More than half of US and Canada-based respondents said due diligence is the foremost reason for longer transaction times. A third of Europe and Asia-Pacific-based respondents also said a longer due diligence process as the greatest reason for protracted deal processes.

Aside from taking longer to assess a target’s value through the due diligence process, longer timelines are also a way to make sure that all regulatory hurdles are addressed, the survey said. More than a quarter of respondents (28 percent) think that regulatory and compliance risks are the top two challenges faced by private equity firms. “The regulatory requirements have risen significantly, increasing the complexity of the due diligence process and delaying transactions,” said a Europe-based private equity director in the survey.

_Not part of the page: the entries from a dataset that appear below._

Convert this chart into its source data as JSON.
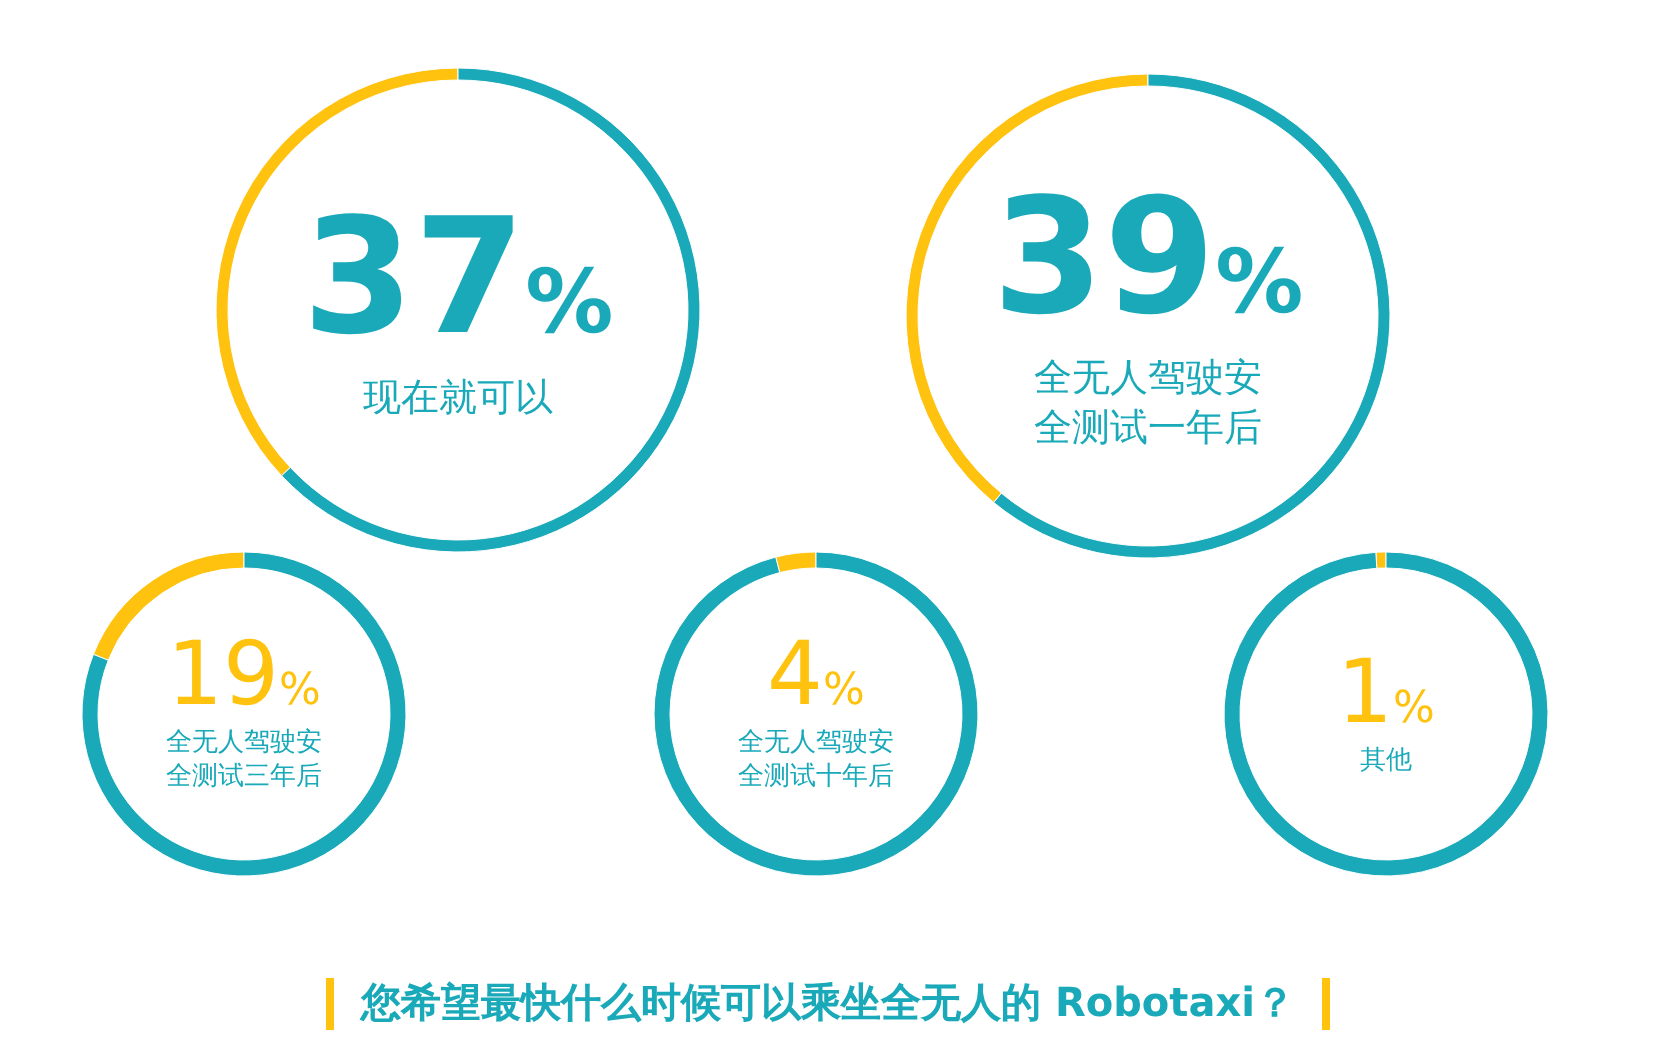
{
  "chart_data": [
    {
      "type": "donut",
      "title": "您希望最快什么时候可以乘坐全无人的 Robotaxi？",
      "categories": [
        "现在就可以",
        null
      ],
      "values": [
        37,
        63
      ],
      "colors": [
        "#ffc20e",
        "#1aa9b9"
      ],
      "value_labels": [
        "37%",
        null
      ]
    },
    {
      "type": "donut",
      "categories": [
        "全无人驾驶安全测试一年后",
        null
      ],
      "values": [
        39,
        61
      ],
      "colors": [
        "#ffc20e",
        "#1aa9b9"
      ],
      "value_labels": [
        "39%",
        null
      ]
    },
    {
      "type": "donut",
      "categories": [
        "全无人驾驶安全测试三年后",
        null
      ],
      "values": [
        19,
        81
      ],
      "colors": [
        "#ffc20e",
        "#1aa9b9"
      ],
      "value_labels": [
        "19%",
        null
      ]
    },
    {
      "type": "donut",
      "categories": [
        "全无人驾驶安全测试十年后",
        null
      ],
      "values": [
        4,
        96
      ],
      "colors": [
        "#ffc20e",
        "#1aa9b9"
      ],
      "value_labels": [
        "4%",
        null
      ]
    },
    {
      "type": "donut",
      "categories": [
        "其他",
        null
      ],
      "values": [
        1,
        99
      ],
      "colors": [
        "#ffc20e",
        "#1aa9b9"
      ],
      "value_labels": [
        "1%",
        null
      ]
    }
  ]
}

Another challenging aspect of today’s dealmaking climate is facing other GPs at the boardroom table, a situation that crops up fairly regularly, researchers in the survey said. Respondents are almost equally split between obtaining a fairness opinion and letting an investment committee decide on the value of the deal. Obtaining a fairness opinion, which evaluates facts compiled about a deal to determine whether the offered price for an acquisition is fair, is a way to mitigate future litigation costs.

“Without a fairness opinion, it gets rather tough to handle transactions that involve funds on opposite sides of the deal and to balance the different opinions of partners and founders,” said a partner at a Europe-based private equity firm.